ScottishPower plans to deliver two submarine HVDC links, Eastern Green Link 1 and Eastern Green Link 4, connecting Scotland and England via the east coast. A further project, Western Link 2, remains in the study phase and would connect Scotland and Wales via a western submarine route. Together, these initiatives will roll out through 2031 and represent a tripling of investment compared with the previous regulatory period.
For government, these projects sit squarely within the Clean Power 2030 Plan, which prioritises rapid electrification, domestic renewable integration, and reduced reliance on imported fossil fuels.
What Executives and Investors Should Watch
For C suite leaders and infrastructure investors, Eastern Green Link 4 highlights three converging trends. First, grid assets are becoming the critical enablers of energy transition returns, not just generation. Second, regulatory frameworks in the UK are increasingly supportive of large scale, long duration capital deployment where projects align with national security and climate objectives.

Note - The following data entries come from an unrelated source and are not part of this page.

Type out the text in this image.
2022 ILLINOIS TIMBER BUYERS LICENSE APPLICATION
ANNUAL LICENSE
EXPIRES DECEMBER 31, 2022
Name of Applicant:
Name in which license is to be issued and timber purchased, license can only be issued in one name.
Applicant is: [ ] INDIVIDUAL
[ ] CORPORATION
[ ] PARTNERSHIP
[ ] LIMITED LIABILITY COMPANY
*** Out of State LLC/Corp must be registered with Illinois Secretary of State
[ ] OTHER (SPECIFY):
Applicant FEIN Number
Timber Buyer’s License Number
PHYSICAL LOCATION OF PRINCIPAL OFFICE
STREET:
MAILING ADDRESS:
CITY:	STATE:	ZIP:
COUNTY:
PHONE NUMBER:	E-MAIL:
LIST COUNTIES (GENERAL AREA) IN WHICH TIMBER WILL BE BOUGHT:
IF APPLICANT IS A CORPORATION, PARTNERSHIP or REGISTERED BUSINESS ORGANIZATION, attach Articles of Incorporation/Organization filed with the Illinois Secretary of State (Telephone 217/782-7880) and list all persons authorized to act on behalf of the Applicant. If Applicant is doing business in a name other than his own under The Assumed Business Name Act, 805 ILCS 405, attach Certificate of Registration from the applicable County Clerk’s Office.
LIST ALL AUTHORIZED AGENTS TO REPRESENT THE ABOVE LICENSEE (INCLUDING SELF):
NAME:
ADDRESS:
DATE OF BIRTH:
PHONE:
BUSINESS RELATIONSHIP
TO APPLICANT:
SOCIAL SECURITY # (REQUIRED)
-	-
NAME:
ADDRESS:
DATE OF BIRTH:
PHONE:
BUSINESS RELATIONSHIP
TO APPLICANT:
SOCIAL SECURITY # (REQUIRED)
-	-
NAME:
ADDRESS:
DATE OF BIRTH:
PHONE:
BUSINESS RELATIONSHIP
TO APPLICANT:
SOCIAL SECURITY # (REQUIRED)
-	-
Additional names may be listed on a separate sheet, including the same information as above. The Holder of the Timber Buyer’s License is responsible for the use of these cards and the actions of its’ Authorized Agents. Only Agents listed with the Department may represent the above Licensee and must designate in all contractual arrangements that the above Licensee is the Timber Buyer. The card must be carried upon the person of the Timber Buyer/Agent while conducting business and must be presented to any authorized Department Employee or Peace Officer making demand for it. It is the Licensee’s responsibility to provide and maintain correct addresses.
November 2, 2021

Third, supply chain capacity, including subsea cable manufacturing, is emerging as a strategic constraint and a source of competitive advantage.
The United Kingdom remains one of Iberdrola’s core markets. The group plans to invest around $22 billion through 2028, focused on distribution networks and renewable energy projects. As grid pressure intensifies across Europe, the scale and speed of projects like Eastern Green Link 4 are likely to shape not only national power systems, but the investment logic of the energy transition itself.